Final Answer: SELECT country, company, brand_value_2020 FROM (SELECT country, company, brand_value_2020, ROW_NUMBER() OVER (PARTITION BY country ORDER BY brand_value_2020 DESC) as rank FROM spark_ai_temp_view_334738279) WHERE rank = 1
> Finished Chain
And, the transformation gives you the following result.
# Output:
+-----------+-------+----------------+
| country|company|brand_value_2020|
+-----------+-------+----------------+
| China|Tencent| 151|
| Germany| SAP| 58|
|South Korea|Samsung| 33|
| USA| Apple| 352|
+-----------+-------+----------------+
verify_df()
You can use the spark_ai.verify_df()
function to validate the results by specifying the condition. This method is very helpful and handy for running test cases. verify_df()
takes the DataFrame object you want to test and the natural language instruction that you want to verify. This returns True
if the transformation is valid; otherwise, False
.
# Verify DataFrame result
spark_ai.verify_df(df3, "make sure the result contains 4 records")
This generates the following log with the Python code and results in True.
INFO: LLM Output:
def has_4_records(df) -> bool:
# Get the number of records in the DataFrame
num_records = df.count()
# Check if the number of records is equal to 4
if num_records == 4:
return True
else:
return False
result = has_4_records(df)
INFO: Generated code:
def has_4_records(df) -> bool:
# Get the number of records in the DataFrame
num_records = df.count()
# Check if the number of records is equal to 4
if num_records == 4:
return True
else:
return False
result = has_4_records(df)
INFO:
Result: True
True
explain_df()
To explain the DataFrame in the natural language, you can use the spark_ai.explain_df()
. This method also takes the DataFrame object as input and returns the operation of the DataFrame in english.
# Explain DataFrame
spark_ai.explain_df(df3)
This returns the following explanation of the DataFrame.
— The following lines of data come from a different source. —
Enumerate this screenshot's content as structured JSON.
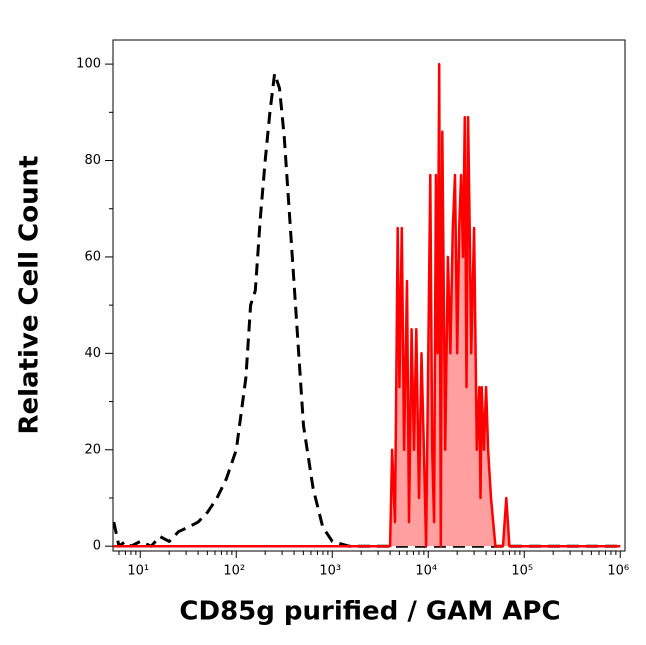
{
  "chart_data": {
    "type": "histogram-overlay",
    "xlabel": "CD85g purified / GAM APC",
    "ylabel": "Relative Cell Count",
    "xscale": "log",
    "xlim": [
      5.2,
      1120000
    ],
    "ylim": [
      -1,
      105
    ],
    "xticks": [
      {
        "value": 10,
        "label": "10¹"
      },
      {
        "value": 100,
        "label": "10²"
      },
      {
        "value": 1000,
        "label": "10³"
      },
      {
        "value": 10000,
        "label": "10⁴"
      },
      {
        "value": 100000,
        "label": "10⁵"
      },
      {
        "value": 1000000,
        "label": "10⁶"
      }
    ],
    "yticks": [
      0,
      20,
      40,
      60,
      80,
      100
    ],
    "series": [
      {
        "color": "#000000",
        "dashed": true,
        "x": [
          5.3,
          6,
          7,
          8,
          10,
          13,
          16,
          20,
          25,
          32,
          40,
          50,
          63,
          79,
          100,
          126,
          141,
          158,
          178,
          200,
          224,
          251,
          282,
          316,
          355,
          398,
          447,
          501,
          631,
          794,
          1000,
          1500,
          3000,
          10000,
          100000,
          1000000
        ],
        "values": [
          5,
          0,
          1,
          0,
          1,
          0,
          2,
          1,
          3,
          4,
          5,
          7,
          10,
          14,
          20,
          35,
          50,
          53,
          68,
          80,
          90,
          98,
          95,
          85,
          70,
          55,
          40,
          25,
          12,
          4,
          1,
          0,
          0,
          0,
          0,
          0
        ]
      },
      {
        "color": "#ff0000",
        "fill": "#ff9f9f",
        "x": [
          5.3,
          3000,
          4000,
          4200,
          4500,
          4800,
          5000,
          5300,
          5600,
          6000,
          6300,
          6700,
          7100,
          7500,
          8000,
          8500,
          9000,
          9500,
          10000,
          10500,
          11000,
          11500,
          12000,
          12500,
          13000,
          13500,
          14000,
          15000,
          16000,
          17000,
          18000,
          19000,
          20000,
          21000,
          22000,
          23000,
          24000,
          25000,
          26000,
          27000,
          28000,
          30000,
          32000,
          34000,
          35000,
          36000,
          38000,
          40000,
          42000,
          45000,
          50000,
          60000,
          65000,
          70000,
          1000000
        ],
        "values": [
          0,
          0,
          0,
          20,
          5,
          66,
          33,
          66,
          20,
          55,
          5,
          45,
          20,
          45,
          10,
          40,
          20,
          0,
          40,
          77,
          20,
          5,
          77,
          40,
          100,
          0,
          86,
          20,
          60,
          40,
          66,
          77,
          40,
          66,
          77,
          60,
          89,
          33,
          89,
          66,
          40,
          66,
          20,
          33,
          10,
          33,
          20,
          33,
          20,
          10,
          0,
          0,
          10,
          0,
          0
        ]
      }
    ]
  }
}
‘In summary, this dataframe is retrieving the company with the highest brand value in 2020 for each country. It presents the results sorted by country, company, and brand value in 2020. Only the top-ranked company (i.e., the one with the highest brand value) for each country is included in the results.’
plot_df()
The spark_ai.plot_df()
plots the data of the DataFrame in a bar chart by default. You can pass the instruction as an argument to change the chart to a pie or any other chart.
# Plot chart
spark_ai.plot_df(df3)
Yields below output.
To get the pie chart
# pie chart
spark_ai.plot_df(df3,"pie chart")
udf()
I will create a separate article to explain UDF
commit()
Finally, the spark_ai.commit()
is used to persist staging in-memory cache into the persistent cache, if the cache is enabled
# Commit
spark_ai.commit()
Conclusion
In this article, you have learned about the SparkAI class, which is part of the pyspark-ai library. The pyspark-ai is an English SDK used to write natural language instructions and perform transformations. You have to initilize and activate the SparkAI with GenAI LLM model to work with natural language.